In any group, there are members who are on board; they’re believers in the cause or purpose, mission or goal. They’re probably easy to spot. And there are folks out on the fringe who may resist the business goal or culture. They may at moments appear almost hostile to those goals. These resistors may be waiting for some reason to move toward a belief — or move out entirely. These are not bad people. They may be motivated by the other factors. Test them to find out.

Then, of course, there are folks who oscillate between resisting and believing. They are testing the waters on both sides. They are valuable, too. (This diagram may reflect another way of looking at Pareto’s 80/20 Rule.)

You actually want this mix.

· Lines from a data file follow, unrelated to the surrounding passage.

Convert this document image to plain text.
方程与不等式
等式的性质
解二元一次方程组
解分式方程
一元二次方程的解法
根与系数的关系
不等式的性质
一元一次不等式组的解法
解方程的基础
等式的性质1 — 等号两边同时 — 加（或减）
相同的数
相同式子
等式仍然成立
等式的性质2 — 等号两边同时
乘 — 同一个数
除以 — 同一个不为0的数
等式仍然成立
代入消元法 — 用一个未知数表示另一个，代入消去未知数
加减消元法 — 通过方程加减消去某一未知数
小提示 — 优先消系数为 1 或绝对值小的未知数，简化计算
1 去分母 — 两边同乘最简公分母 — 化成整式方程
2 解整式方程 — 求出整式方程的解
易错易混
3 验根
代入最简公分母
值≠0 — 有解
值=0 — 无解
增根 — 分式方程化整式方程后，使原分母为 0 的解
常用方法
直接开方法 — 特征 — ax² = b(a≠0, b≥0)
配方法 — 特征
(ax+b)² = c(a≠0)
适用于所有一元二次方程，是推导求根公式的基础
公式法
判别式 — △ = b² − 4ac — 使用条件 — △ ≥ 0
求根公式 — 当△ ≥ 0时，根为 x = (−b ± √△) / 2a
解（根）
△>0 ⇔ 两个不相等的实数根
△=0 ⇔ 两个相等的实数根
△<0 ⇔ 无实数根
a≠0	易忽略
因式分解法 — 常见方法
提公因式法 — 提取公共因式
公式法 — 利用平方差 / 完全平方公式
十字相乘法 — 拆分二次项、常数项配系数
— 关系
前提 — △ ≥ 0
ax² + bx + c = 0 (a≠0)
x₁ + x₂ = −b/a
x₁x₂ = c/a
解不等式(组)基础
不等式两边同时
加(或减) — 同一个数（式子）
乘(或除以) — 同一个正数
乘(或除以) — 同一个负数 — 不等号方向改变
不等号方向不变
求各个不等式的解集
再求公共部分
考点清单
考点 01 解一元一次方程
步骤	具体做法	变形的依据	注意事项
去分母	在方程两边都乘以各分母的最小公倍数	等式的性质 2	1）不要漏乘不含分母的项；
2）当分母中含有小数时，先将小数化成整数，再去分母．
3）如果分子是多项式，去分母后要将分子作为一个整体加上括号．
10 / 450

If you build a team strictly out of believers, you facilitate echo chambers and group think — hot topics of late given the power of algorithms in social media (not to mention the human algorithm of comfort). But narrowing in or closing down exploration are very real issues today. Build your team or host your meeting to keep things lively, open — and active.

Beware of Experts.

Experts, by nature, are preservative/conservative. You may solve a new problem with an old solution. If so, all may be well, or just efficient. But you may often find your team seeking a new solution to a problem (long-standing or just perceived). Bring in the wild card member, an innocent, (a resistor or tester?), someone who represents a seemingly distance set of experiences. And invite surprise. The intent here is not to utterly discredit expertise. It is intended to question authority and avoid routine solutions.

“The difficulty lies not in the new ideas, but escaping the old ones.” — John Maynard Keynes

Just Do It.

No effort is required to be a noun. A little work, at least, is necessary to be a verb. To do. To act. After all, we are human beings. Human = noun. Being = doing. So if you want to avoid the lecture circuit and achieve something, pull your verbs together and get going.

Extras:

PS: Maybe this was a long way of echoing what they call, at Amazon, “two-pizza teams: a team that is small enough to be fed by two pizzas.” That reference provided by Tim O’Reilly in an EconTalk interview.

PPS: This “five or six” actor model could work in other industries. Just for kicks, check out the sketch below. It depicts how a network services firm might parse out a set of verbs/roles – rather than territories – to activate business structure, teams and/or meetings. In the true spirit of verbs: Go for it.

Different businesses, different verbs. But the same rules apply: Fewer Viewers. Only Doers. Actors, not spectators. Actions, not territories.